A Pennsylvania appeals court upheld Philadelphia's controversial tax on sweetened beverages on Wednesday, according to website Law360.

The court rejected arguments the levy was a legally impermissible duplication of the state's sales tax. The Commonwealth Court upheld the same conclusions reached by a Philadelphia judge.

In late December, Common Pleas Court Judge Gary S. Glazer threw out a lawsuit filed by the American Beverage Association and other challengers looking to stop the city's 1.5-cent-per-ounce tax on sugary drinks and diet sodas just before it started Jan. 1.

Mayor Jim Kenney put out this statement:

"Two courts have now considered the arguments of the beverage industry and both are certain that the Philadelphia Beverage Tax stands on solid legal grounds. As I stated when the beverage tax was upheld in Common Pleas Court, the children of Philadelphia are waiting for the opportunities that the tax can provide. Our entire city desperately needs us to be able to move forward with the programs funded by the tax and we will be unable to do that in full until full legal action is resolved. The beverage industry needs to see this ruling for what it is - a clear statement Philadelphia has the right to try to provide for its own - and cease the legal and public relations battle to which it has devoted millions.

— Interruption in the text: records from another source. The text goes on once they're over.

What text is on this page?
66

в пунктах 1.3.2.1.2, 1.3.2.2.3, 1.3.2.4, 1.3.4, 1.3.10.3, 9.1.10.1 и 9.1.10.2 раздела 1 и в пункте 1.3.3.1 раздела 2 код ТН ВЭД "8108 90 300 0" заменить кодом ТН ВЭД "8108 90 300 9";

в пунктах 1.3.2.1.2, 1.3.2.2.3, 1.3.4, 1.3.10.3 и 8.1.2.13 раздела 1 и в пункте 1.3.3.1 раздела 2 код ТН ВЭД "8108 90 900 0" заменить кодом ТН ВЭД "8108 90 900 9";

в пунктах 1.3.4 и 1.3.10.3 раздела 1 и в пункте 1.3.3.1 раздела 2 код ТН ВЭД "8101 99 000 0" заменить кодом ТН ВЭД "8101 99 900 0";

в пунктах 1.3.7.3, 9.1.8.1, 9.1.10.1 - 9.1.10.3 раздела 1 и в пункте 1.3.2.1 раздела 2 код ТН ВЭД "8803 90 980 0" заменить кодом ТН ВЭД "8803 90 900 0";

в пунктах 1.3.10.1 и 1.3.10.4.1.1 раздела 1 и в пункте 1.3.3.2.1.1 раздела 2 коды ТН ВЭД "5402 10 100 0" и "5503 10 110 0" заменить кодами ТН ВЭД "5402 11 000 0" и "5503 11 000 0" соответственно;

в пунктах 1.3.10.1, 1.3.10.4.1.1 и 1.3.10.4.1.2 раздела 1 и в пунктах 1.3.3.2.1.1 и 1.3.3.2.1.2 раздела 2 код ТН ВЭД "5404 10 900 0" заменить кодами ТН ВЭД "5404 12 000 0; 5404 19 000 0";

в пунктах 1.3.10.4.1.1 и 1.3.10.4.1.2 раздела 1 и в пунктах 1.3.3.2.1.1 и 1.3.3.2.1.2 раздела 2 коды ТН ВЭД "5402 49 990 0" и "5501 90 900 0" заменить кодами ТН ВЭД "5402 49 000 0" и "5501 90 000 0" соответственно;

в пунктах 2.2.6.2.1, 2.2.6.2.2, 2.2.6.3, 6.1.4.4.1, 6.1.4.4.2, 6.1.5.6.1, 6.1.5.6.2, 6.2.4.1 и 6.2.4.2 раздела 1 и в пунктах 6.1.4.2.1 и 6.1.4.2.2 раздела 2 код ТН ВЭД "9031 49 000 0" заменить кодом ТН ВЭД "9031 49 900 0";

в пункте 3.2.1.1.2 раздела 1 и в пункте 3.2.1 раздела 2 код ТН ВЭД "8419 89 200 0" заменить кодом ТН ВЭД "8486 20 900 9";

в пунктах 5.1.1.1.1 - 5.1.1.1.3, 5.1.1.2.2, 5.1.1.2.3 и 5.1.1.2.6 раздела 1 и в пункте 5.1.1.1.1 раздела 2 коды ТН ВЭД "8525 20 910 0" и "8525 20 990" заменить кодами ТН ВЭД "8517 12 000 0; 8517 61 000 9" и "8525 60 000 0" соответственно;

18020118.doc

The beverage industry should not ask our children to wait another minute."

City Solicitor Sozi Pedro Tulante said:

"The Commonwealth Court judges gave thorough consideration to the plaintiffs' claims and an overwhelming majority came to the same conclusion as Common Pleas Court: that the American Beverage Association's arguments are without merit. In doing so, the Commonwealth Court affirms the Court of Common Pleas' ruling that City Council had full legal authority to enact the Philadelphia Beverage Tax and that the tax is lawful. We appreciate the judges' exhaustive examination of the matter, and urge plaintiffs to set aside a legal action that now has been soundly rejected by two courts."

News for the city wasn't all good.

It lowered its money projections, saying the tax will bring in less than it had anticipated.

The Philadelphia Inquirer reported the tax in effect since January brought in $25.6 million, but won't make $46.2 million total for the fiscal year ending June 30.

Next, the mayor's office says it'll lower the revenue projection in a five-year plan to be presented later this month. But city spokeswoman Lauren Hitt said officials still believe they will hit their fiscal year 2018 projection of $92 million.

The tax is imposed at the distributor level, and if fully passed on to the consumer, amounts to $1.44 on a six-pack of 16-ounce bottles.